On 12/6/22 08:07, Aleksander Morgado wrote:
MM shouldn't write to any file, apart from the log file if you used --log-file=[PATH]. MM does read from several files in the filesystem, but that shouldn't be an issue unless your system is limiting access to certain paths only. Is this the case?
That is the case, and the point. During shutdown, various parts of the system go away, certainly /dev, /sys, /overlay, /tmp. The problem might not be a file, it might be a device or socket. I'm just trying to give some clues as to where to look. Here's lsof: 3714 /usr/sbin/ModemManager 0 /dev/null 3714 /usr/sbin/ModemManager 1 /dev/null 3714 /usr/sbin/ModemManager 2 /dev/null 3714 /usr/sbin/ModemManager 3 anon_inode:[eventfd] 3714 /usr/sbin/ModemManager 4 anon_inode:[eventfd] 3714 /usr/sbin/ModemManager 5 socket:[19212] 3714 /usr/sbin/ModemManager 6 anon_inode:[eventfd] 3714 /usr/sbin/ModemManager 7 socket:[1058312] 3714 /usr/sbin/ModemManager 8 /dev/ttyUSB3 3714 /usr/sbin/ModemManager 9 /dev/ttyUSB0 3714 /usr/sbin/ModemManager 11 /dev/ttyUSB2
Looking at the error it does look like a NULL pointer dereference of some sort.

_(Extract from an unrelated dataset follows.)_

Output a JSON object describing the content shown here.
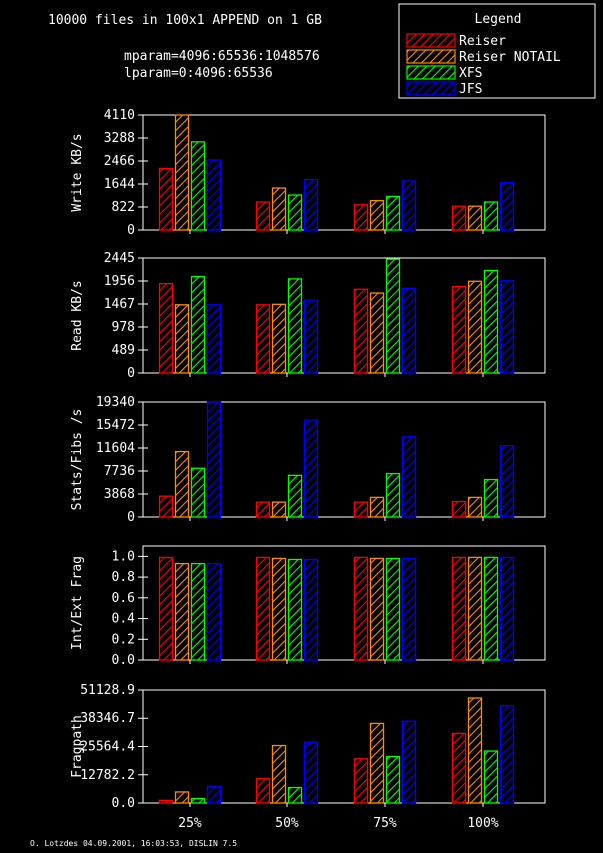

Does the system generate core files, and if so, could we debug one with gdb to get a full backtrace of where the issue happened?
My previous experiments with gdb show it to run far too slowly for ModemManager to operate correctly - various timeouts kick in, and it doesn't want to connect. Unfortunately, I'm not in a position to investigate this much more this week - my current work involves rapid turn around of images, and I'm doing things with overlay, during which I noticed this as well, although that might just be coincidence. I realize this could well be a libglib problem too.